Mass spectrometry is a potent quantitative approach that can be even applied to drug monitoring systems. Mass spectrometry has various advantages for clinical laboratories, including accuracy, responsiveness, efficiency, and cost-effective testing. However, in certain cases, mass spectrometry lacks standardisation for drug monitoring tests, creating concerns for future FDA rules.

Despite all this, mass spectrometry is used successfully in many clinical laboratories to analyse various chemical reactions. Finally, mass spectrometry applications are limitless and provide clinical laboratories with a solution to address the requirements of physicians.

Frequently Asked Questions

1. What is a quadrupole?

Mass spectrometry is a process used for measuring chemicals, which calculates the usual mass fragments generated by the ionisation of the substance. An electron beam ionises the test molecules, and the resultant molecular ion and constituent ions are detected in a mass analyser.

Because mass spectrometry is highly specific and sensitive, and mass spectra are easily discoverable against enormous reference databases, it is often regarded as the gold standard for identifying unknown organic compounds.

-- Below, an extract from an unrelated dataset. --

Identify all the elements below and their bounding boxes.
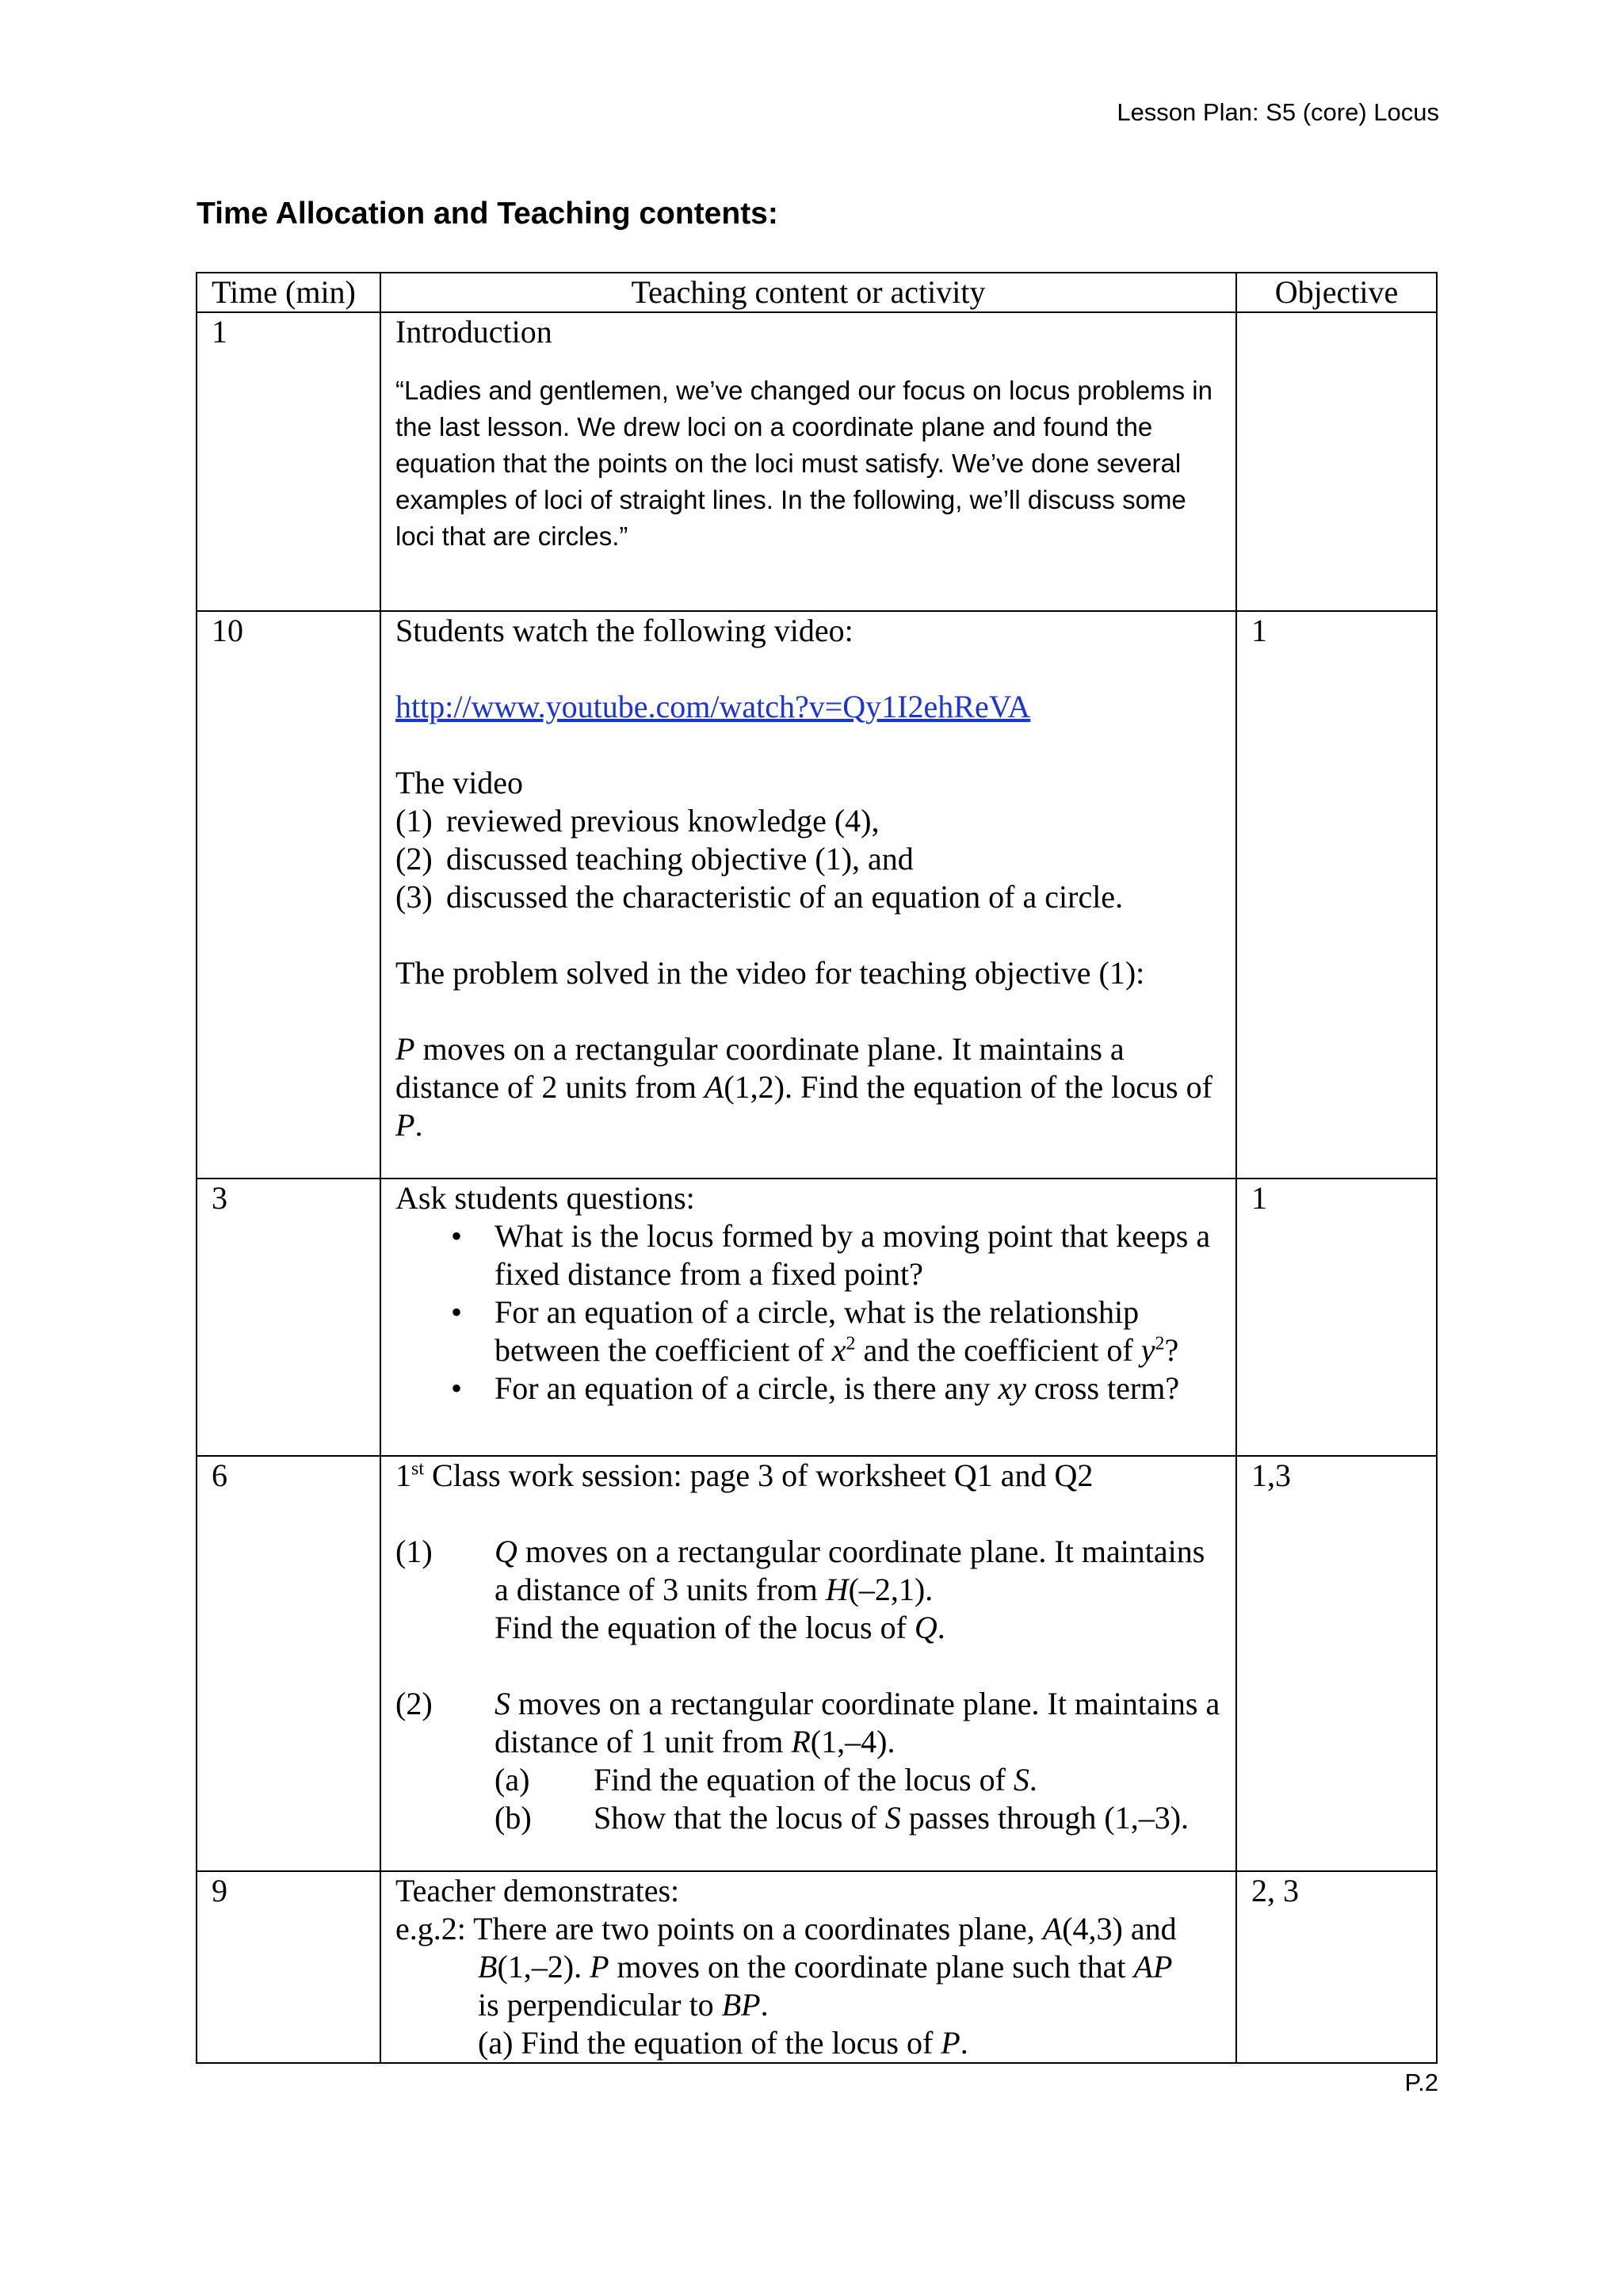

2. What are the uses of mass spectrometry?

Mass spectrometry is a versatile technology with numerous uses in chemistry, biology, physics, clinical treatment, and space exploration. It is implemented by segregating molecular ions based on their charge and mass to evaluate the molecular weight of the compounds or substances.  

3. What exactly is unit mass resolution?

Unit mass resolution is traditionally described as the smallest distance between two mass spectrometric peaks of identical height and width, with a discernible “valley” between them. The next number mass can be isolated from each volume using unit resolution. The unit mass resolution can differentiate mass 60 from mass 61 and similarly differentiate mass 900 from mass 901. This term is commonly used to characterise quadrupole and ion trap mass spectrometer resolution.